Initial mainline video capture and camera support for Rockchip RK3588

What happened
Collabora has pushed a significant chunk of Rockchip RK3588 video and camera support toward mainline Linux, closing a gap that's lingered for years. It has been reported that the work centers on bringing up the RK3588 VICAP (video capture) unit and the associated MIPI CSI‑2 receiver into the upstream kernel. After countless patches, renames, and reviews, parts of the driver stack that once lived only in vendor kernels are now landing in mainline — a milestone for users who want to avoid vendor trees and the headaches they bring.
The grind behind the milestone
This was not a weekend project. Collabora joined discussions in 2022 and rode a long wave of iterations: roughly 25 patch series iterations, multiple renamings, and major refactors toward a media‑controller‑centric V4L2 design. Why did it take so long? Documentation gaps, intellectual‑property sensitivities around ISPs, and the sheer complexity of multimedia hardware make video capture one of the last subsystems to go upstream. Funny thing: in software, naming can be the hardest part — and apparently the most iterative.
Why it matters
Mainlining video capture matters beyond bragging rights. Vendors’ out‑of‑tree kernels can cause maintenance drag and regulatory pain — it has been reported that relying on vendor trees may create compliance issues under regimes such as the Cyber Resilience Act. With upstream drivers for VICAP and the CSI‑2 receiver, device makers and hobbyists gain longer‑term support, easier integration with frameworks like V4L2, and fewer reasons to cling to bespoke kernels.

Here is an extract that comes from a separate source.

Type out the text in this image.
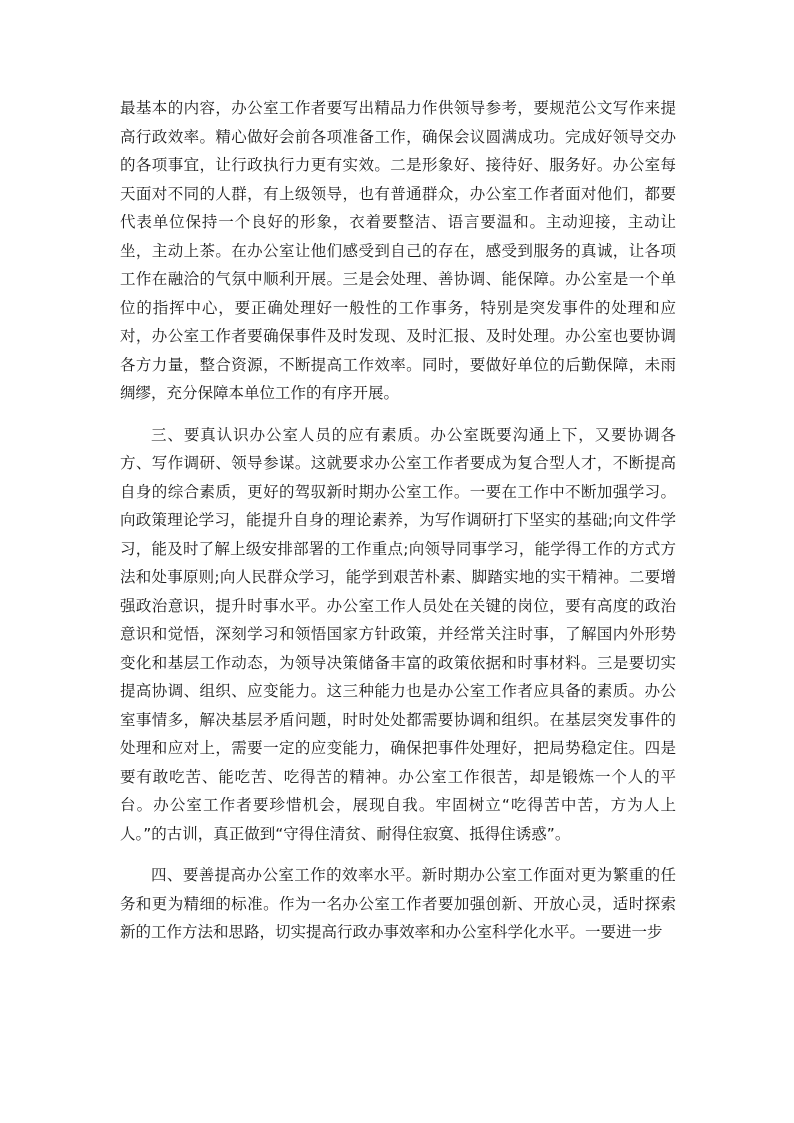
最基本的内容，办公室工作者要写出精品力作供领导参考，要规范公文写作来提高行政效率。精心做好会前各项准备工作，确保会议圆满成功。完成好领导交办的各项事宜，让行政执行力更有实效。二是形象好、接待好、服务好。办公室每天面对不同的人群，有上级领导，也有普通群众，办公室工作者面对他们，都要代表单位保持一个良好的形象，衣着要整洁、语言要温和。主动迎接，主动让坐，主动上茶。在办公室让他们感受到自己的存在，感受到服务的真诚，让各项工作在融洽的气氛中顺利开展。三是会处理、善协调、能保障。办公室是一个单位的指挥中心，要正确处理好一般性的工作事务，特别是突发事件的处理和应对，办公室工作者要确保事件及时发现、及时汇报、及时处理。办公室也要协调各方力量，整合资源，不断提高工作效率。同时，要做好单位的后勤保障，未雨绸缪，充分保障本单位工作的有序开展。

三、要真认识办公室人员的应有素质。办公室既要沟通上下，又要协调各方、写作调研、领导参谋。这就要求办公室工作者要成为复合型人才，不断提高自身的综合素质，更好的驾驭新时期办公室工作。一要在工作中不断加强学习。向政策理论学习，能提升自身的理论素养，为写作调研打下坚实的基础;向文件学习，能及时了解上级安排部署的工作重点;向领导同事学习，能学得工作的方式方法和处事原则;向人民群众学习，能学到艰苦朴素、脚踏实地的实干精神。二要增强政治意识，提升时事水平。办公室工作人员处在关键的岗位，要有高度的政治意识和觉悟，深刻学习和领悟国家方针政策，并经常关注时事，了解国内外形势变化和基层工作动态，为领导决策储备丰富的政策依据和时事材料。三是要切实提高协调、组织、应变能力。这三种能力也是办公室工作者应具备的素质。办公室事情多，解决基层矛盾问题，时时处处都需要协调和组织。在基层突发事件的处理和应对上，需要一定的应变能力，确保把事件处理好，把局势稳定住。四是要有敢吃苦、能吃苦、吃得苦的精神。办公室工作很苦，却是锻炼一个人的平台。办公室工作者要珍惜机会，展现自我。牢固树立“吃得苦中苦，方为人上人。”的古训，真正做到“守得住清贫、耐得住寂寞、抵得住诱惑”。

四、要善提高办公室工作的效率水平。新时期办公室工作面对更为繁重的任务和更为精细的标准。作为一名办公室工作者要加强创新、开放心灵，适时探索新的工作方法和思路，切实提高行政办事效率和办公室科学化水平。一要进一步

Where things stand and what's next
Collabora presented progress at Open Source Summit Europe and FOSDEM, showing a refined status matrix and first images of working capture pipelines. It’s a win — but not the finish line. More ISP features and polishing remain, and broader hardware support will depend on continued community effort and documentation from silicon vendors. Still: after five years of slog, patches, and presentations, the upstream capture story for RK3588 finally feels like it’s turning a corner.